Dana tersenyum tipis. Dia menghela nafas, menatap Haejin dengan kerinduan yang jelas. Dia memberanikan diri untuk menyentuh rahang Haejin seperti yang dulu sering dilakukannya. Rambut-rambut halus mulai tumbuh di permukaan kulit itu karena Haejin terlalu sibuk untuk mencukurnya, tetapi Dana menyukainya. Dana menyukai segala hal tentang Haejin; kepribadiannya, tubuhnya, keberadaannya, termasuk kebodohannya.

Kebodohan laki-laki itu yang tidak pernah menyadari betapa Dana hanya mencintai dirinya; sejak dulu, sekarang dan selamanya. Kebodohan yang menjerumuskan Dana ke neraka pernikahan. Kebodohan yang sama yang mengikat wanita itu pada orang sinting bernama Jun.

Haejin menatapnya juga. Dengan cara yang sama seperti biasanya. Lembut, penuh kasih sayang dan ramah. Andai saja... Andai sedikit saja ada nafsu yang terlihat walau sekelebat dalam sorot mata Haejin, mungkin Dana akan mengatakan tentang perasaannya saat ini juga.

Tetapi seringkali pemikiran seperti itu hanya menyakiti Dana. Haejin tidak pernah melihatnya sebagai wanita; bahkan saat tubuh mereka bersatu di suatu ketika. Sesungguhnya, sebenarnya, baik Jun maupun Haejin sama-sama tidak menginginkan Dana. Mereka sama saja. Yang berbeda adalah Dana terlalu membenci Jun sedangkan dia tidak sanggup membenci Haejin untuk alasan yang sama.

"Bagaimana jadinya hidupku jika suatu hari nanti kau menikah?" Dana bertanya.

"Kenapa bertanya?" balas Haejin. "Kau akan tetap menjadi adik kecilku dan teman baikku seperti sebelum-sebelumnya. Tidak ada yang berubah."

Tidak ada yang berubah...

Dana melepaskan tatapannya dari Haejin dan mengalihkannya ke pemandangan di depan mereka. Ada sebersit rasa kecewa di hati Haejin saat Dana melakukannya, seolah dia tidak ingin wanita itu berhenti menyeretnya masuk ke dunia seorang Dana yang berbeda. Ke dunia wanita yang tidak pernah mengetahui bahwa Haejin menyukainya, bahwa Haejin masih mengingat pelukan Dana yang hangat. Dan segalanya.

"Benar..." ucap Dana. Kosong, tanpa rasa.
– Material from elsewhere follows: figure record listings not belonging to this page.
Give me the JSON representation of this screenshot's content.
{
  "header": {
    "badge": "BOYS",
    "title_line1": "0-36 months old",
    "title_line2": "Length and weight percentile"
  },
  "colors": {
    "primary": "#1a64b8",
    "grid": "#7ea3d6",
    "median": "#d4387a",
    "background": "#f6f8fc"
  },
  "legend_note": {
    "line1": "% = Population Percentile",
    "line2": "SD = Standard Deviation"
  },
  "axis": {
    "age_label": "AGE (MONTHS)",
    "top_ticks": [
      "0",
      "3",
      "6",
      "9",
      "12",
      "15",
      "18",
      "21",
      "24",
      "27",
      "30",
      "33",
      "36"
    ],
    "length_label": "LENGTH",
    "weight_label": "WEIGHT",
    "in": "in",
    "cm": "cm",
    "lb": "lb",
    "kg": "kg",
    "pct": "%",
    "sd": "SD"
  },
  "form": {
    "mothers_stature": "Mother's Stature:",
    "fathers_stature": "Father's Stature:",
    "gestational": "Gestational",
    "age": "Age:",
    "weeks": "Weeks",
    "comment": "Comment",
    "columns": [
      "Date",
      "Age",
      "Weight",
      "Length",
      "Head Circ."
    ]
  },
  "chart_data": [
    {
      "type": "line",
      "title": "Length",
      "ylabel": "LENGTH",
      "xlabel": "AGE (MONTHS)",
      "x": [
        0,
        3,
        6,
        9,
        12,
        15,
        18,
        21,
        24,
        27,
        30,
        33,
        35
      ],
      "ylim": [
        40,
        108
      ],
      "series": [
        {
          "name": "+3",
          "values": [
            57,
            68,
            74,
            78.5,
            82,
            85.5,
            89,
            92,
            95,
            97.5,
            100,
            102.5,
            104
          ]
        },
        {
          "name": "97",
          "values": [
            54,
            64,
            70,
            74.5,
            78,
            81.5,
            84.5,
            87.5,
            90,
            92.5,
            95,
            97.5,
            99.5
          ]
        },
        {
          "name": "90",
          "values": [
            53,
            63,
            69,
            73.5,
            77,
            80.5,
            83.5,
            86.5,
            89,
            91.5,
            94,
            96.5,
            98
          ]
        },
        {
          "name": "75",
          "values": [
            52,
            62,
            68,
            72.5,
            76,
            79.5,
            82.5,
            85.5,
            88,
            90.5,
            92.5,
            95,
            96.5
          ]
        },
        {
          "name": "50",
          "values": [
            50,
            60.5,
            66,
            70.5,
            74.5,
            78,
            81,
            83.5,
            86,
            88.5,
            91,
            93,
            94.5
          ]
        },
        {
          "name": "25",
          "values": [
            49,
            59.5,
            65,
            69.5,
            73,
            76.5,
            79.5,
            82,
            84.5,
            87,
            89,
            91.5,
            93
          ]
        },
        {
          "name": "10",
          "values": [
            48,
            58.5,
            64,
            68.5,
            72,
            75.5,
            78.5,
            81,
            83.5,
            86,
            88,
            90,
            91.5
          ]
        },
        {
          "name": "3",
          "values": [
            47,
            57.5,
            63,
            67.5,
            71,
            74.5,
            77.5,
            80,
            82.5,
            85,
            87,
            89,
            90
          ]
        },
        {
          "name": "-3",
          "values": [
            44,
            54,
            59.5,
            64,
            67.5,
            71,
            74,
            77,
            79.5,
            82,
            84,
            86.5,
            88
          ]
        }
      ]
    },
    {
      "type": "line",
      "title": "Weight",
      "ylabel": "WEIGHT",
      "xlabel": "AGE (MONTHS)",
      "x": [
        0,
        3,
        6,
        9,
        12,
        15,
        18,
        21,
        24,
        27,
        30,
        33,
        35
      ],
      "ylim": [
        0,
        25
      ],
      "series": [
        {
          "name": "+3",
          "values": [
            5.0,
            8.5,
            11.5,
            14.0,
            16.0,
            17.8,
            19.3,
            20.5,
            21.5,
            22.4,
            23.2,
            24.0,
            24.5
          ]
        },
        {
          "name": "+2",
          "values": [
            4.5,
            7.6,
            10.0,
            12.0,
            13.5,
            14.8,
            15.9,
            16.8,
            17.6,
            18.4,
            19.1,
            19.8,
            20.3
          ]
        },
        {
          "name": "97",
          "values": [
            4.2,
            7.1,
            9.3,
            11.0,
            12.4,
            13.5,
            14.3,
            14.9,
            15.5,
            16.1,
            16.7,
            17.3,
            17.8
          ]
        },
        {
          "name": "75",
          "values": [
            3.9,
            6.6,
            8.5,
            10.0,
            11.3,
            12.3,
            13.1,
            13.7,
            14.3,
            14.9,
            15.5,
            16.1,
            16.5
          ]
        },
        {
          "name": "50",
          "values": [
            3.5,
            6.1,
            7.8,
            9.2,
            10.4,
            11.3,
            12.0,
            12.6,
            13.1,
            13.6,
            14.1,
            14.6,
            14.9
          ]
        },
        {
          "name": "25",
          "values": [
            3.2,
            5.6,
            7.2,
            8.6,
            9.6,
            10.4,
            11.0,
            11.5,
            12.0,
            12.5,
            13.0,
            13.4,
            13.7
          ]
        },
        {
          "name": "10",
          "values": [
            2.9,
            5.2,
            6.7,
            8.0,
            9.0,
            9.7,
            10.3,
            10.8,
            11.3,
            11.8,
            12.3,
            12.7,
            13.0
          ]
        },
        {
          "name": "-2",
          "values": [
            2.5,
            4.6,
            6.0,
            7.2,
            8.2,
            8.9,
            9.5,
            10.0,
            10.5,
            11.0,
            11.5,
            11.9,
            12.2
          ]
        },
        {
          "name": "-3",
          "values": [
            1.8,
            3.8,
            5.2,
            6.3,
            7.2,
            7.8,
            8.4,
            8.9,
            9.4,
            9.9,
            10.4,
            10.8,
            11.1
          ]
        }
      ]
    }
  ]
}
Tidak tahu ditujukan untuk siapa.

_

Januari 2013, Busan.

"Oppa, mungkinkah... Jika kita tidak pernah berteman, jika aku bukanlah gadis kecil yang memberimu permen kacang di sudut sekolah, jika aku bukan tetanggamu... Mungkinkah, kau akan jatuh cinta padaku?"

Haejin mengerjap, mencari apa saja yang bisa menjadi fokus lain selain wajah polos Dana. Melihatnya terlalu dekat seperti ini, mengingatkannya pada festival. Semarak. Jantungnya, hormonnya, perasaannya. Bahkan sentuhan kulit Dana pada tubuhnya seperti bahan bakar yang menyiksa, yang membuatnya harus memikirkan cara lain untuk meredam pikiran kotornya.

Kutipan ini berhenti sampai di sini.